Стефен вспыхнул от возмущения.
— Ты несправедлив. Глин. Честер и Ламберт — порядочные люди. А у Ламберта, несомненно, большой талант.
— Чепуха! Что он написал, чем занимается? Изготовляет безделушки на японский манер: раскрашивает веера, делает мелкие зарисовки… О, это, конечно, не мало, согласен, но так мелкотравчато… так надуманно… и так незначительно.
— Но это же вульгарно — писать большие полотна.
Разобиженный Стефен невольно процитировал любимое изречение Ламберта, и Глин сразу понял, откуда дует ветер. Он оглушительно расхохотался.

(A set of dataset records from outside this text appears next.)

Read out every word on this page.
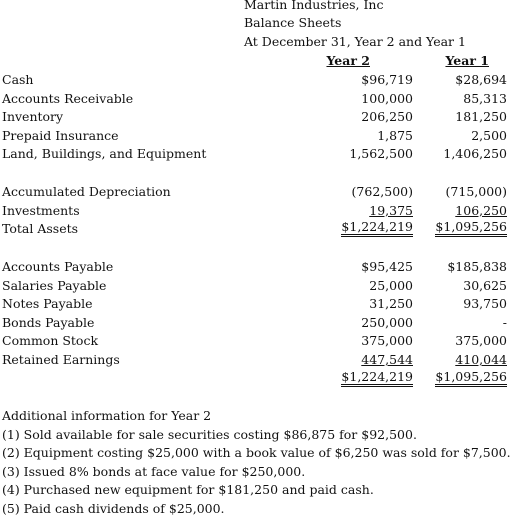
Martin Industries, Inc
Balance Sheets
At December 31, Year 2 and Year 1
Year 2	Year 1
Cash	$96,719	$28,694
Accounts Receivable	100,000	85,313
Inventory	206,250	181,250
Prepaid Insurance	1,875	2,500
Land, Buildings, and Equipment	1,562,500 1,406,250
Accumulated Depreciation	(762,500)	(715,000)
Investments	19,375	106,250
Total Assets	$1,224,219 $1,095,256
Accounts Payable	$95,425	$185,838
Salaries Payable	25,000	30,625
Notes Payable	31,250	93,750
Bonds Payable	250,000	-
Common Stock	375,000	375,000
Retained Earnings	447,544	410,044
$1,224,219 $1,095,256
Additional information for Year 2
(1) Sold available for sale securities costing $86,875 for $92,500.
(2) Equipment costing $25,000 with a book value of $6,250 was sold for $7,500.
(3) Issued 8% bonds at face value for $250,000.
(4) Purchased new equipment for $181,250 and paid cash.
(5) Paid cash dividends of $25,000.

— Что же ты в таком случае скажешь про Рубенса и Корреджо, или дель Сарто с их грандиозными замыслами, или про старика Микеланджело, расписавшего весь потолок Сикстинской капеллы своим гигантским «Сотворением мира», трудившегося так упорно, что он по нескольку дней подряд не ложился в постель, а если и спал, то не раздеваясь? Все они, по-твоему, вульгарны? Нет, Десмонд… Ламберт — это всего-навсего способный ремесленник, ничтожный художник, о котором никто никогда и не услышал бы, если б не его бойкая супруга. Я ничего не имею против этого малого, я думаю сейчас прежде всего о тебе, Десмонд. У тебя есть то, за что Ламберт с радостью отдал бы душу. И я не хочу видеть, как ты хоронишь этот дар по собственной дурости. Что же до Гарри Честера, — заметил в заключение Глин, — то неужели ты так наивен, что до сих пор не раскусил его?
— Я тебя не понимаю, — угрюмо молвил Стефен.

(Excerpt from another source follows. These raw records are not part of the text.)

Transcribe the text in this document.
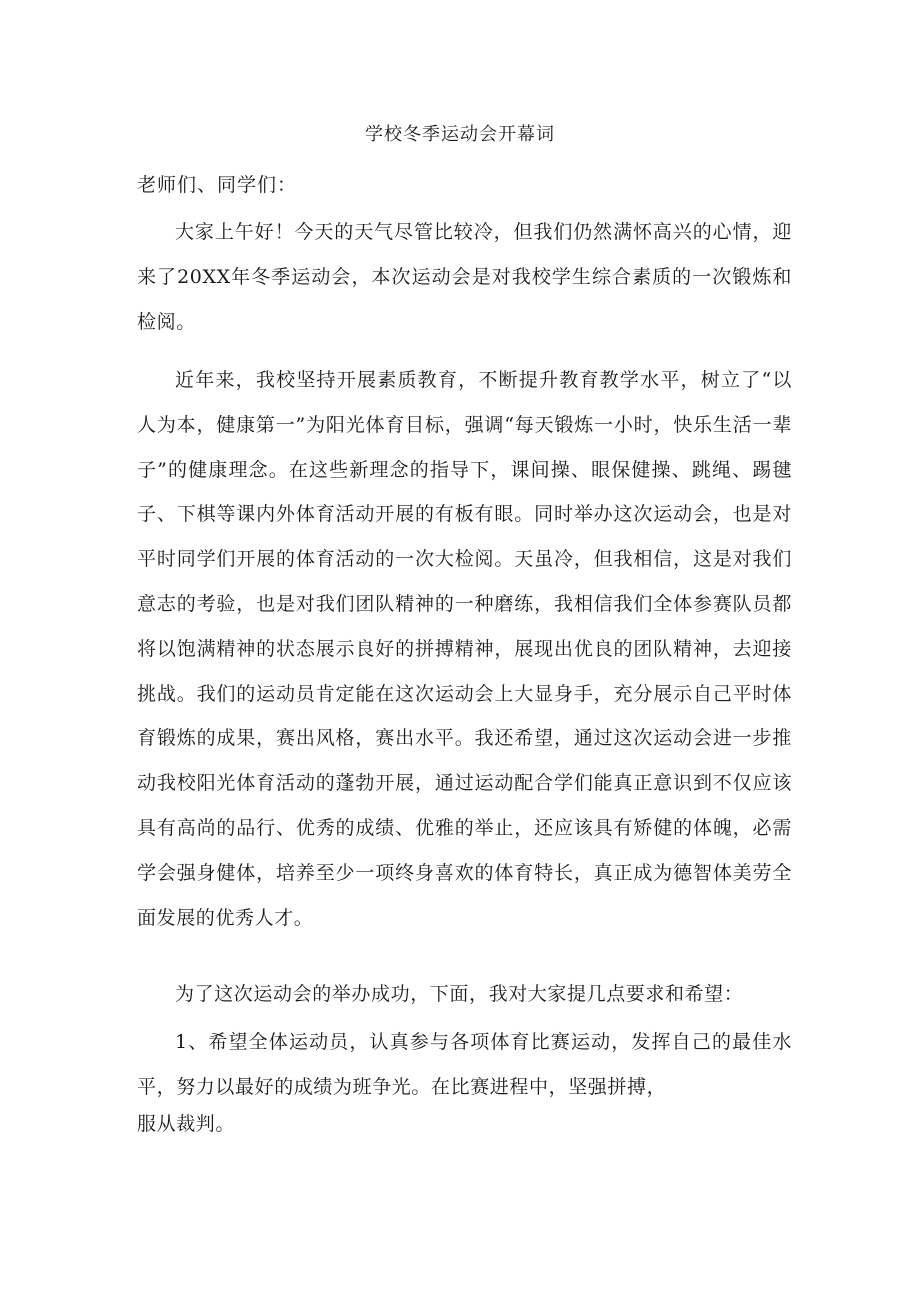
学校冬季运动会开幕词
老师们、同学们：

大家上午好！今天的天气尽管比较冷，但我们仍然满怀高兴的心情，迎来了20XX年冬季运动会，本次运动会是对我校学生综合素质的一次锻炼和检阅。

近年来，我校坚持开展素质教育，不断提升教育教学水平，树立了“以人为本，健康第一”为阳光体育目标，强调“每天锻炼一小时，快乐生活一辈子”的健康理念。在这些新理念的指导下，课间操、眼保健操、跳绳、踢毽子、下棋等课内外体育活动开展的有板有眼。同时举办这次运动会，也是对平时同学们开展的体育活动的一次大检阅。天虽冷，但我相信，这是对我们意志的考验，也是对我们团队精神的一种磨练，我相信我们全体参赛队员都将以饱满精神的状态展示良好的拼搏精神，展现出优良的团队精神，去迎接挑战。我们的运动员肯定能在这次运动会上大显身手，充分展示自己平时体育锻炼的成果，赛出风格，赛出水平。我还希望，通过这次运动会进一步推动我校阳光体育活动的蓬勃开展，通过运动配合学们能真正意识到不仅应该具有高尚的品行、优秀的成绩、优雅的举止，还应该具有矫健的体魄，必需学会强身健体，培养至少一项终身喜欢的体育特长，真正成为德智体美劳全面发展的优秀人才。

为了这次运动会的举办成功，下面，我对大家提几点要求和希望：

1、希望全体运动员，认真参与各项体育比赛运动，发挥自己的最佳水平，努力以最好的成绩为班争光。在比赛进程中，坚强拼搏，

服从裁判。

Глин хотел было просветить друга на этот счет, но передумал и ограничился лишь презрительной улыбкой.
— Сколько он у тебя выудил?
Стефен покраснел еще больше. Честер неоднократно занимал у него по мелочам и теперь должен был ему более пятисот франков, но разве он не дал честного слова вернуть все?
— Вот что я скажу тебе, Десмонд, — уже более спокойно продолжал Глин, — ты не с того начал, попал в дурную компанию и, что самое скверное, стал настоящим лоботрясом. Если ты не возьмешься за ум, то сам выроешь себе могилу. Помни, что в последнем кругу ада Данте поместил художника, который не работает!